In the latest in a series looking at care of the elderly in the UK, the Today programme examines the role of the watchdog which inspects care homes in England.
CSCI regulates, inspects and reviews all adult care services in England
"It is a watchdog without any teeth or even a will to act."
John Matthews' condemnation of the Commission for Social Care Inspection (CSCI), which oversees 18,500 care homes in England, is strong.
While complaints about standards of elderly care are not unusual, what makes Mr Matthews' view important is that he is the coroner for the Isle of Wight.
Last year, he recorded a verdict of accidental death contributed by neglect after a 93-year-old man died following a fall.
He was found in a road, half-a-mile away from the care home where he lived. He had a tendency to wander off and on this occasion, he had wandered off unnoticed.
What came to light during the inquest was that eight months prior to his death, a CSCI inspector had discovered there were no risk assessments in residents' files.
This was supposed to be rectified by July 2006 but according to the coroner "nothing was done at all".
Mr Matthews condemned the CSCI as "toothless" and "worse than useless".
"I used those words quite deliberately because it was being dressed up as though there was some institution which had this role when in reality it wasn't doing anything," he said.
If we were to check that every requirement for every inspection has been delivered it would not be feasible given the scale of the task and the resources we've got
Mike Rourke, CSCI
"The public was misled into thinking there was protection which existed which in fact didn't."
In April 2004, the CSCI replaced the National Care Standards Commission, which itself had been formed to take over inspections from local authorities.
"In my view what would have happened in the past is the council or National Care Standards Commission would have inspected the home again shortly after the deadline to make sure it was now in compliance," said Mr Matthews.
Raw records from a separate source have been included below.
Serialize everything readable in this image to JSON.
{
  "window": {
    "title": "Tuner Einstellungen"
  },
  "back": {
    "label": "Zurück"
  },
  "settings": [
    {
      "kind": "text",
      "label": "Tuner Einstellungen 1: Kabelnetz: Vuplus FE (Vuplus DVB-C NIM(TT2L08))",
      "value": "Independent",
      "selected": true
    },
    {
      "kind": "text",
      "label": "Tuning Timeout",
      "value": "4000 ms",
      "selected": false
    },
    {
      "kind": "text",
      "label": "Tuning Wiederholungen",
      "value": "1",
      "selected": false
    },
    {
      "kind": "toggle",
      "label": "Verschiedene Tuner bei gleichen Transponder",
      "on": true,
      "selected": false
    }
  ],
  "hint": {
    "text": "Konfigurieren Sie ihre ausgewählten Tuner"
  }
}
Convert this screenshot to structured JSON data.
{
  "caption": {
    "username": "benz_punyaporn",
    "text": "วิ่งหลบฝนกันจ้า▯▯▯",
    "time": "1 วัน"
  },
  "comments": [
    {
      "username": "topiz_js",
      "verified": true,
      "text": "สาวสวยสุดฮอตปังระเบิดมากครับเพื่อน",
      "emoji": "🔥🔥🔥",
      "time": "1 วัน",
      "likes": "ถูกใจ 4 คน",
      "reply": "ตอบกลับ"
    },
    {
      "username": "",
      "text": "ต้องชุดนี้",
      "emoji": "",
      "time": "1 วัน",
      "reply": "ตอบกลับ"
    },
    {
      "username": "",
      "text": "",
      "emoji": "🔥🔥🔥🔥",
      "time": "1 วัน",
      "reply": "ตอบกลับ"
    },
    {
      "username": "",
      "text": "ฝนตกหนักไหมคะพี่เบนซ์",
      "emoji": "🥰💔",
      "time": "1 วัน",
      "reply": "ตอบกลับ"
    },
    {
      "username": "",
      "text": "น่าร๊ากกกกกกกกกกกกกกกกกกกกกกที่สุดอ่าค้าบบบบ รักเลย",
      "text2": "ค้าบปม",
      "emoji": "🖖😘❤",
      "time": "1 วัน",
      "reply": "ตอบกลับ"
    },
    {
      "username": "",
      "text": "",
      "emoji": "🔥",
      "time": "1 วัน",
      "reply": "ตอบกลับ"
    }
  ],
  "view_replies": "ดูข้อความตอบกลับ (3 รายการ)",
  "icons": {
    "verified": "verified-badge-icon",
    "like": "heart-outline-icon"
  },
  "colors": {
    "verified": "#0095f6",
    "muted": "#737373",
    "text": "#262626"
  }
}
Mike Rourke from CSCI said: "Our view is that we made it very clear to the provider what they needed to do and we would look to them to deliver their responsibilities.
"And if we were to check that every requirement for every inspection has been delivered it would not be feasible given the scale of the task and the resources we've got."
Unless they (CSCI) follow up what they have told owners to do, then they don't seem to serve an effective purpose in protecting the most vulnerable members of society
The watchdog says it is now taking action to enforce the law more often. But next year, CSCI will cease to exist.
Following two re-organisations in six years, care home regulation is to be re-organised again. CSCI is to merge with the Healthcare Commission, which inspects hospitals, and the Mental Health Act Commission.
The CSCI's duties include inspecting homes against national minimum standards, set by the government, and publishing a report after each inspection.
It sets out what the home did well and what it needs to improve, and according to the watchdog's website its inspectors will work with the service to make sure improvements happen quickly.
But for the family of Henry Montague, the changes came too late.
In March 2006, Mr Montague was admitted to Eastbourne District General Hospital, south-east England, with severe facial burns.
His face was "grossly swollen" and "beyond recognition" according to a doctor who treated him.
Henry Montague spent 10 months in hospital
Mr Montague, then 80, had fallen out of his bed at the Farmstead Nursing Home, in Hellingly, and onto the hot water pipe which lay exposed on the wall.
It was a risk which the home had been made aware of some three months earlier.
A CSCI inspector had visited in December 2005.
"The hot and cold water pipes in some bathrooms and residents' rooms were not covered. The expectation is that they are boxed in to protect residents," she wrote.
But by March, in Mr Montague's room at least, that had not happened.
His daughter said: "We were shocked that the matter had been brought to the owner's attention and nothing had been done and that nobody had thought it was a sufficiently serious matter to remedy straight away."
The CSCI did not impose a legal requirement for the pipes to be covered and a CSCI spokesman said there would have been "a clear expectation that the provider would have taken action to rectify issues identified in the inspection".
But care home owner Ernie Graham says the CSCI had agreed an "action plan" for the work to be carried out by the end of March. He stressed that the inspector had not seen the specific pipe in Mr Montague's room.
Mr Montague, who suffered from dementia, spent 10 months in hospital and died four months later.
Mr Montague's daughter believes if the CSCI's recommendations had been properly enforced, then their father's accident would not have happened.
She said: "I would have expected CSCI to have told the owners that unless they make sure these matters were remedied immediately, within the next 24 to 48 hours, that the home would not be able to continue operating.
"What you have is a toothless organisation because unless they follow up what they have told owners to do, then they don't seem to serve an effective purpose in protecting the most vulnerable members of society."